PANIC ATTACKS / ANXIETY ATTACKS
Panic attacks happen when you DO NOT expect something to happen. Anxiety attacks happen when you ANTICIPATE something happening. How can you tell the difference in a very high stressful haunt situation? Look at it like this:
If you get scared, there’s typically a BRIEF moment of panic. You scream, you run, you try to punch, whatever your natural “panic” mode does. This only only mere seconds before your brain tries to get ahold of itself again. It’s your natural “fight vs flight” instinct when you get in such a high state of panic.
HOWEVER, for panic and anxiety attacks….it’s more.
Here are some symptoms:
- If your guest just stops dead in their tracks
- if they scream….and scream…and scream
- If they are visibly shaking for more than 10 seconds and look dazed/in another world
- If they collapse, or their legs shake the point that they can no longer stand
- If the guest says “I’m having a heart attack!” or something similar, it’s very likely they’re in the midst of a panic attack
- If your guest complains of extreme feelings of nauseousness (nothing to your knowledge has caused them to feel this, like bad food)
- Complaints of lower back pain (this is a physical sign of PTSD) with no apparent injury
If you’re unsure of if they’re having a panic attack, ESTABLISH A SAFE WORD PRIOR TO GOING THROUGH THE HAUNT. Use a word that’s easy to remember, but not one they’d normally say (no, stop, etc. is not a safeword. HOWEVER, if your guest says “no, stop”, i.e. revoking consent at any time, you stop what you’re doing or push them towards the next scare, use your common sense when a guest can no longer continue, we’ll explain this more later). Some safewords might be any kind of food object. Tell your guest to use the safe word any time they feel like they can no longer continue, they wish to leave, or they feel like they are on the verge of having a panic attack. You will not question how or why they use the word, you respect that they used the word, and you will help them out. YOU ARE ACCOMMODATING THE GUEST, NOT THE OTHER WAY AROUND.
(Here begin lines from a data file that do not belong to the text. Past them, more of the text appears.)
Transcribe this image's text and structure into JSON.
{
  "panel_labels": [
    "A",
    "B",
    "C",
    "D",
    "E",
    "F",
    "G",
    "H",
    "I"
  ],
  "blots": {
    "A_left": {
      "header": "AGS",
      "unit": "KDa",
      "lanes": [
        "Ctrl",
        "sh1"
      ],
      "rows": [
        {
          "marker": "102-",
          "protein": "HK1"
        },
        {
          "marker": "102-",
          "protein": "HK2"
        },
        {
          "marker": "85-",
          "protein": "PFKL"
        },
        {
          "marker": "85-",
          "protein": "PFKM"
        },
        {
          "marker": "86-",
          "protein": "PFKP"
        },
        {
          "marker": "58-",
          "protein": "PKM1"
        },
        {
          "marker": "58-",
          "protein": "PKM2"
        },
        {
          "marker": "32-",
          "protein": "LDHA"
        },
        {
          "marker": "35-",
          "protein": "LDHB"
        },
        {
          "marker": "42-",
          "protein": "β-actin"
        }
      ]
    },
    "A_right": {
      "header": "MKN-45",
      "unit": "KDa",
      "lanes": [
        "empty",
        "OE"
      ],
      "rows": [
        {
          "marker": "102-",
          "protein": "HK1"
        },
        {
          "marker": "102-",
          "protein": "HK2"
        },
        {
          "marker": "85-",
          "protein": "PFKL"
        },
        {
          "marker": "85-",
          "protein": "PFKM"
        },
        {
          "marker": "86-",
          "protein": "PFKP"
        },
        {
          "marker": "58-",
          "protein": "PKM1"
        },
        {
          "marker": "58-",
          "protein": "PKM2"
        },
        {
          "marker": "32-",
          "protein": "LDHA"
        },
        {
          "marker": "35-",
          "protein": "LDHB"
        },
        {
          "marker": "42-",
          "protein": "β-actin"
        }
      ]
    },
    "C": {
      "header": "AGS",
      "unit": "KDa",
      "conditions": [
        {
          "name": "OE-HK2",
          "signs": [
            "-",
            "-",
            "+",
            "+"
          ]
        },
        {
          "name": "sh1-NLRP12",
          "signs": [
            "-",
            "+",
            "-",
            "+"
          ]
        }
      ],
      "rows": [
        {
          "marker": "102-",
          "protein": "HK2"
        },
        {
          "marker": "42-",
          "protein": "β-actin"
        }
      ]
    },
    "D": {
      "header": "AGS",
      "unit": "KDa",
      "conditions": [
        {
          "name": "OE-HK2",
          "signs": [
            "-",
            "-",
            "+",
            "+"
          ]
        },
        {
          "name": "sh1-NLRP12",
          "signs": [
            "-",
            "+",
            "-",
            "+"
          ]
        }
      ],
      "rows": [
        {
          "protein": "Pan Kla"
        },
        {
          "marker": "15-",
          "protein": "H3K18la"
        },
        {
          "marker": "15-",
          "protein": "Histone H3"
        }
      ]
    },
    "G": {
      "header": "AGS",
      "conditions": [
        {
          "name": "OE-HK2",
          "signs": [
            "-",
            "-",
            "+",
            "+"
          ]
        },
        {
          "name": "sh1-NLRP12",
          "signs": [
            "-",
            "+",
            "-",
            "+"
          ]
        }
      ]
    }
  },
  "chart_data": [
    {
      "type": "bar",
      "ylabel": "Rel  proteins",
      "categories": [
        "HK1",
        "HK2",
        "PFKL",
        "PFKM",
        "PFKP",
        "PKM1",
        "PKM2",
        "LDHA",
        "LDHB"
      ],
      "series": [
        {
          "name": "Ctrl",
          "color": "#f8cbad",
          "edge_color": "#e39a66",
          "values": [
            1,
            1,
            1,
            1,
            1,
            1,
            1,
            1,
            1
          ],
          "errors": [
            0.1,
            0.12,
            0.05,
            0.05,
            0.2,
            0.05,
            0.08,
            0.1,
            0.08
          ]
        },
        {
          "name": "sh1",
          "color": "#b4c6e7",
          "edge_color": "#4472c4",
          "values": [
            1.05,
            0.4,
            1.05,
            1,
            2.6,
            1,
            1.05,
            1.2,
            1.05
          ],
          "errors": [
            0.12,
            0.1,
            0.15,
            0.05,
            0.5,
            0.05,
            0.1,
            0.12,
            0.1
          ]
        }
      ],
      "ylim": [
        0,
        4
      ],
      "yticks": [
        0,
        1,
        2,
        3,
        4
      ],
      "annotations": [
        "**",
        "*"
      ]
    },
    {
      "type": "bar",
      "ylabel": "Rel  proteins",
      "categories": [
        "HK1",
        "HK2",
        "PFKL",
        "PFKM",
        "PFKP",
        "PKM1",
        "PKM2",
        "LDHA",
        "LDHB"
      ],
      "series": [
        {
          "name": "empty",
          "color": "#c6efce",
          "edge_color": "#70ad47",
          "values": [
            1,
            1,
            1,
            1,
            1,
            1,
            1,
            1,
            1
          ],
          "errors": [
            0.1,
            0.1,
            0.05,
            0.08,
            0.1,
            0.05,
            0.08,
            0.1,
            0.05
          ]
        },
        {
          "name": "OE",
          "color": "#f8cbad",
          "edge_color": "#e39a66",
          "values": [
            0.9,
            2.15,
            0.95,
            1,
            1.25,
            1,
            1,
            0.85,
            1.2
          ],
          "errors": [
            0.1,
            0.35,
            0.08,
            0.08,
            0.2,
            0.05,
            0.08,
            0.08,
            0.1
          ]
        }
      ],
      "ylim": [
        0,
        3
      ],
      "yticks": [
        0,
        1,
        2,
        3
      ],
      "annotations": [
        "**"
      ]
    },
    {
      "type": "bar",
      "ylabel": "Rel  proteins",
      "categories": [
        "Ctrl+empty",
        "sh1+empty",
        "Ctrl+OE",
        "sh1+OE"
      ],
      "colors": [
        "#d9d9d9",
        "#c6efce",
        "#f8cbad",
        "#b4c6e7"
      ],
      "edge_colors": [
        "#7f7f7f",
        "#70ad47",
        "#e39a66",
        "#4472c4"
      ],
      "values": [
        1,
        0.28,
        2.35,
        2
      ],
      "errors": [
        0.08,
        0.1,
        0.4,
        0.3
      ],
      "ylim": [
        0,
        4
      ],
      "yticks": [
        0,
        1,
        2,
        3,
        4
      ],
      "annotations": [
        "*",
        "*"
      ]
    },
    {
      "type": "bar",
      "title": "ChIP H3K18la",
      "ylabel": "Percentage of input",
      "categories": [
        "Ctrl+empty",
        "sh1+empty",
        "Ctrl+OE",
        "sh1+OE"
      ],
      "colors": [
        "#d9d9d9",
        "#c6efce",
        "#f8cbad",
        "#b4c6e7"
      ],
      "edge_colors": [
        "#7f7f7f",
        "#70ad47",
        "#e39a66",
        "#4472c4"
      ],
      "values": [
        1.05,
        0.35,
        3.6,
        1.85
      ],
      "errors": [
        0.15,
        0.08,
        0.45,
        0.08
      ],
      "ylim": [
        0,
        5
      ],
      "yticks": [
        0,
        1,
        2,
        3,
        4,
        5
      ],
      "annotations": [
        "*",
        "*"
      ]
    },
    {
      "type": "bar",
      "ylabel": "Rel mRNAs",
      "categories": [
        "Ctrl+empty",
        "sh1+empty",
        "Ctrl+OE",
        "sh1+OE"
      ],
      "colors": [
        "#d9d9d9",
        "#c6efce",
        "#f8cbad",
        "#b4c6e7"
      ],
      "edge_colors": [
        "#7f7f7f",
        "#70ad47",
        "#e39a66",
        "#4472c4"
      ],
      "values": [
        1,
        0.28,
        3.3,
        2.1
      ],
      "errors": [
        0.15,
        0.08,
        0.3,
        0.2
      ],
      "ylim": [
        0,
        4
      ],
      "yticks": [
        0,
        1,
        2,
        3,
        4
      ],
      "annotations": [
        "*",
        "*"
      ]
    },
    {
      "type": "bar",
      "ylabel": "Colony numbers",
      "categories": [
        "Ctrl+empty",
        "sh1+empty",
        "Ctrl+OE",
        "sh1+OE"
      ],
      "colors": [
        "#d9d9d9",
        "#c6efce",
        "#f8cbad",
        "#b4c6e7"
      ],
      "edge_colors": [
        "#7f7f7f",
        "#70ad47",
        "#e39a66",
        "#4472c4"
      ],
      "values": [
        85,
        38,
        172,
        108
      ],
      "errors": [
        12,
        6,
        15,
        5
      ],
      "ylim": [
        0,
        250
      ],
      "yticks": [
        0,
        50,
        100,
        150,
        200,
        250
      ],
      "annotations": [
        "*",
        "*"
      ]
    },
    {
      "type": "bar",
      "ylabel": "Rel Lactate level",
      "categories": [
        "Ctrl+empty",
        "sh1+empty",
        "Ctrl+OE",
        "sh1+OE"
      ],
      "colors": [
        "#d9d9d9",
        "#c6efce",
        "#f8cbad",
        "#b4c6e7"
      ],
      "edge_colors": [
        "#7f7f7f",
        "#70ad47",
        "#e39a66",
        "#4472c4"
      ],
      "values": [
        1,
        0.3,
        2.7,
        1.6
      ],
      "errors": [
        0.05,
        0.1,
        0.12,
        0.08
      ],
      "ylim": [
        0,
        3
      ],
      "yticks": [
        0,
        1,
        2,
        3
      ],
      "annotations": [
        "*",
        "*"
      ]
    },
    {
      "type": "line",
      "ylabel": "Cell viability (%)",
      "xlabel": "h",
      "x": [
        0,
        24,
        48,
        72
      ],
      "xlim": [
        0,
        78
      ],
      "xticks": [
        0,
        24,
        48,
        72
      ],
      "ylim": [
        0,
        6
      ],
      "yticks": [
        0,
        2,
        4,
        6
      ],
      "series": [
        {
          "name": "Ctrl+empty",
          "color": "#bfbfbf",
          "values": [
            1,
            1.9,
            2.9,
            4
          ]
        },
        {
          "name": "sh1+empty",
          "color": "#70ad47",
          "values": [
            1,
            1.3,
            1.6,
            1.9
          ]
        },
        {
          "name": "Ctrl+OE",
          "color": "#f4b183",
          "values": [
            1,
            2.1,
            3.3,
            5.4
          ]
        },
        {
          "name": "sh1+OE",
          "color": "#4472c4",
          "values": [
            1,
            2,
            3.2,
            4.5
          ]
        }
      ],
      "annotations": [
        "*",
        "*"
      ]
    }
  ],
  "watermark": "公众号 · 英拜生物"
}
Another common safe word system is the traffic light system. Red means STOP whatever is happening. Yellow means you’re starting to approach the “stop right now line”, but you’re still ok to do more. Green means keep going, I’m ok.
HOW DO I KNOW WHEN A GUEST CAN NO LONGER CONTINUE?
Follow all the symptoms mentioned above. Also, if they are repeatedly asking “please, just let me leave” (or something of the sort) and it sounds like they’re on a CD stuck on “repeat”, let them leave. It is unlawful to hold someone against their will. As an actor or behind the scenes person in charge of a haunt, it is YOUR responsibility to keep them as safe as possible (for a haunted house).
WHAT NOT TO DO AT A HAUNT
Seriously, only do these things with explicit consent PRIOR to the person going anywhere near the haunt. Remind a guest to use their safe word.
- Sensory deprivation (essentially “cutting off” a sense, such as sight or sound)
- Water boarding (making the guest think they are drowning, DO NOT do this under ANY circumstance)
- Shoving a guest’s head under the water (panic/stress makes the average time for holding the breath DRASTICALLY shorter)
- Physically striking anywhere around the head (there are SO many dangers to this, including but not limiting to: brain damage, ear drums being burst, losing teeth, busted lips, etc,
DO NOT do this under ANY circumstance)
- Physically striking ANYWHERE near the lower back (kidney risk, which can poison the body,
DO NOT do this under ANY circumstance
- Shove food into the guest’s mouth (choking hazard, allergy hazard, cutting off airway hazard, could trigger eating disorder)
- Anything involving body fluids (risk transmitting diseases like HIV/AIDs, hepatitis, etc.)
- Use any props/weapons without proper training
Remember, your guest is in control of the scene. They have the power to stop the scene and revoke consent at any time. It is your duty to respect their wishes. This will help prevent any potential lawsuits.